The `AdHocBoost` model works by creating `n` sequential models. The first `n-1` models can most aptly be thought of
as dataset filtering models, i.e. each one does a good job at classifying rows as "definitely _not_ the positive class"
versus "maybe the positive class". The `nth` model only works on this filtered "maybe positive" data.

Like this, the class imbalance is alleviated at each filter-step, such that by the time the dataset is filtered for
final classification by the `nth` model, the classes are considerably more balanced.

## Run Instructions
1. Clone this module to a location of your choice.
2. Set an environment variable in your `src` file of choice (e.g. `~/.zshrc` or `~/.bash_profile`) corresponding to the
   location of where you cloned the module.

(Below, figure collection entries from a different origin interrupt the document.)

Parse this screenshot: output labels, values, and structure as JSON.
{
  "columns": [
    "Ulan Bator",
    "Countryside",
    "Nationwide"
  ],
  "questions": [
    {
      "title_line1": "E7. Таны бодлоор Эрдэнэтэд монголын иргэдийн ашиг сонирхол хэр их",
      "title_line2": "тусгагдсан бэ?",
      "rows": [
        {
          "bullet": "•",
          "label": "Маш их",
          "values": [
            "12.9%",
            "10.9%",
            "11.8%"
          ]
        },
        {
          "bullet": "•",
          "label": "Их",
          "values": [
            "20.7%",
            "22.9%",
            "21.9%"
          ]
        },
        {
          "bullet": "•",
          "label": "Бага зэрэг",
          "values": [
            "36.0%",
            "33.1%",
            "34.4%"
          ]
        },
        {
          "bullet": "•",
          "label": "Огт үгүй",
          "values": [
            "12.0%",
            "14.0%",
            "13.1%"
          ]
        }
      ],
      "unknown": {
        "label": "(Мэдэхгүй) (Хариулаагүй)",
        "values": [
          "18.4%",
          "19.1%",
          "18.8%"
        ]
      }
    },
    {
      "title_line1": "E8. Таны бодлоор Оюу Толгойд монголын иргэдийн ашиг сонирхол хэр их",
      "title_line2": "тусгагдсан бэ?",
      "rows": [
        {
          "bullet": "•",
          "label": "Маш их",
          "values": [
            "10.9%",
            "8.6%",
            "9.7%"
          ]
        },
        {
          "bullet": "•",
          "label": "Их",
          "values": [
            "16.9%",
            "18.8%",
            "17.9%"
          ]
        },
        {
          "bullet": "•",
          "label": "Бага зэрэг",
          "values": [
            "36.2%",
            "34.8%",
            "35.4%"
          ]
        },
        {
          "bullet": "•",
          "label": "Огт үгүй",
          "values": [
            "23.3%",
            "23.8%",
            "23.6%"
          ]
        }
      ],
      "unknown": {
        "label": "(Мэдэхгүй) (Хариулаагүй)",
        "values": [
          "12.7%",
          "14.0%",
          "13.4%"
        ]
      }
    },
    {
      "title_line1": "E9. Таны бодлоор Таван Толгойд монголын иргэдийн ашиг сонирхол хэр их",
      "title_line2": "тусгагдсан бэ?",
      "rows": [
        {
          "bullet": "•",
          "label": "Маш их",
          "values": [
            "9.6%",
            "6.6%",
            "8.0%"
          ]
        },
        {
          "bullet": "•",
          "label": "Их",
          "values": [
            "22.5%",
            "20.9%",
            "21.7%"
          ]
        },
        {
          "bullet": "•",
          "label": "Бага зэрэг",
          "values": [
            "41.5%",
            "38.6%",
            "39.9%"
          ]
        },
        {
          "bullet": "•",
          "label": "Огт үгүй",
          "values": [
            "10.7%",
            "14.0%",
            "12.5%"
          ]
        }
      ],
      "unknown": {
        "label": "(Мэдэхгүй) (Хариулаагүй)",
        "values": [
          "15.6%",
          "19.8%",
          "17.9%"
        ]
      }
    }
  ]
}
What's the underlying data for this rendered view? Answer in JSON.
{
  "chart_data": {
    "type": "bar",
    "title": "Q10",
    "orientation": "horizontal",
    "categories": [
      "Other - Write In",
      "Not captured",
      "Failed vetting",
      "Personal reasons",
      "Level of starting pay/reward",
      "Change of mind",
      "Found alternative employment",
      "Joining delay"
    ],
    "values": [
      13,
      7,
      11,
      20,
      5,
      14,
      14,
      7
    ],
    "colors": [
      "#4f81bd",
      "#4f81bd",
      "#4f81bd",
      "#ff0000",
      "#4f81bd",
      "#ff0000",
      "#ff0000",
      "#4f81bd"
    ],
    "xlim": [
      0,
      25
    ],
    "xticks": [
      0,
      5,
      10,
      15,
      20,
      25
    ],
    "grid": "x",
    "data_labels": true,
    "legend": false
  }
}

It should read something like
   `export AD_HOC_BOOST_HOME="path/to/your/ad_hoc_boost"`.
3. Use the herein contained `env.yml` file to create an environment, by running
   `conda env create --file env.yml --prefix $AD_HOC_BOOST_HOME/env`. This can take some time, as much as ~15
   minutes, as some dependencies are large and difficult to resolve (e.g. `google-cloud`).
4. Activate your new environment with `conda activate $AD_HOC_BOOST_HOME/env`.
   It probably works similarly with pip--we leave that as an exercise for the reader ;)
4. To see an example in action, check out the file at `./scripts/example.py`.
5. To run `./scripts/example.py`, you'll need to hit bigquery! Make sure that you have a 
   `GOOGLE_CLOUD_PROJECT=<your-project-here>` configured in your `src` file of choice.
   
## Other Notes and Documentation
The `AdHocBoost` conforms to a sklearn-like API: to use it, you simply instantiate it, and then use
`.fit()`, `.predict()`, and `.predict_proba()` as you see... fit ;).